2. Tell Transition Stories
Fall is about transition: accepting that the days are getting shorter fast, the last gasp of summer camping, the kids going back to school, or the mountains suddenly being empty and quiet. It could be about the mad dash to finish summer projects, or looking forward to ski season just around the corner, or brown hills turning back to green when the rain finally provides some drought relief. Maybe it’s the sad realization that the season is over. Figure out what the story is before you plan photographs.
3. People
Put people in your stories and your images. Most of the transitions I mentioned in the past paragraph aren’t just about pretty scenery: they’re about how we interact with the natural world. Show people. Show them cold with the sudden crisp air or the onset of the rainy season, as well as enjoying fall. It’s all part of the outdoor story.
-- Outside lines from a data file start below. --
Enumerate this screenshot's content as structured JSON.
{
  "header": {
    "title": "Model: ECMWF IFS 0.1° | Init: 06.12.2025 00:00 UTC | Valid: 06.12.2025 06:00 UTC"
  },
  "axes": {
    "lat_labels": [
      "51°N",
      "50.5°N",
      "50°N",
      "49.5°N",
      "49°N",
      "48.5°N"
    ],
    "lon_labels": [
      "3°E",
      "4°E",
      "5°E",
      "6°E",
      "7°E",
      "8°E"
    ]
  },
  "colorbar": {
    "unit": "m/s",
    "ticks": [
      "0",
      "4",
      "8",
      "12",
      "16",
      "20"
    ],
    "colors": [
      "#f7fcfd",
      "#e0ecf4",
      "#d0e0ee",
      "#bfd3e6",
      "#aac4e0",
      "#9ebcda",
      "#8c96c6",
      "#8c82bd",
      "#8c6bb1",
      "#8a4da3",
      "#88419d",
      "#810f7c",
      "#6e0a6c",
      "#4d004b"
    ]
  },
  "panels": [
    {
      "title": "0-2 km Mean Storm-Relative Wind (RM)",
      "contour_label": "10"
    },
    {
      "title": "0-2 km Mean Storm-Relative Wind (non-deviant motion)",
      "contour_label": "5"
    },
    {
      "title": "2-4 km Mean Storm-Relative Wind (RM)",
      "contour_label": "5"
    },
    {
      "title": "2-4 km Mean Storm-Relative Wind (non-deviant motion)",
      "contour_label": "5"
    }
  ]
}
Now we go from the artistic topics to the technical ones.
4. Polarize
Fall images call for polarizing filters. What’s a polarizing filter? It’s a circular gray filter composed of two rings. Like polarized sunglasses, they increase contrast. They also cut glare, darken the sky, and increase saturation slightly. The inner ring screws into the lens; the outer one adjusts the effect, which is strongest at 90 degrees to the sun. It’s great for darkening skies, making fall colors pop, and cutting the glare reflected off water. They’re designed to screw into DLSR lenses, but can also be held carefully in front of the lenses of point and shoots and phone cameras.
5. Use Colors Wisely
Fall color is spectacular—but to be truly spectacular, it has to be paired with something else. Think red leaves against the green needles of evergreens, or the yellow-blue contrast between leaves and water or sky. If you remember your art classes from middle school, these are complementary colors that make each other look more saturated when they’re next to each other.
6. Move the Camera
When you’re wandering around on your two feet, it’s easy to always put the camera at eye level. This can be ok if you’re shooting grand vistas, but it doesn’t generally work in fall when you’re likely either shooting up or down. Get close to the edge of leaves, the color of water at the earlier sunset, and kneel down or climb high to get a perspective other than the usual.
7. Get Stable
In the days of film, serious photographers always used tripods because the only way to get a decent image was to use slow-speed film. In the digital world, we have more flexibility. But tripods—even small tabletop ones —help make sure your images are sharp. They let you shoot at low ISO, which means less pixelation. They also help you control focus when shooting close-up. Less camera movement ensures that things close to the camera are sharp. And more importantly, they make you slow down—which make you think more about your images.
8. Control Depth of Field
Depth of field controls what—and how—much of your image is in sharp focus. Learn how to adjust the f‑stop on your camera. Many point and shoots allow this or have picture modes that have different pre-set depths of field. F‑stop controls depth of field: the smaller the opening, the more of the field of view is in focus—but the harder it is to hold the camera still since the shutter has to be open to let more light in. Shallow depths of field are great when you want a soft background free of distracting elements. Deep depth of field is great when you want everything to be sharp, both near and far elements. Since fall photography involves lots of leaf edges, you want depth of field under your control, not the camera’s automatic settings.
Use these fall photography tips and say goodbye to the end of summer, but hello to one of the richest photographic seasons we’ve got.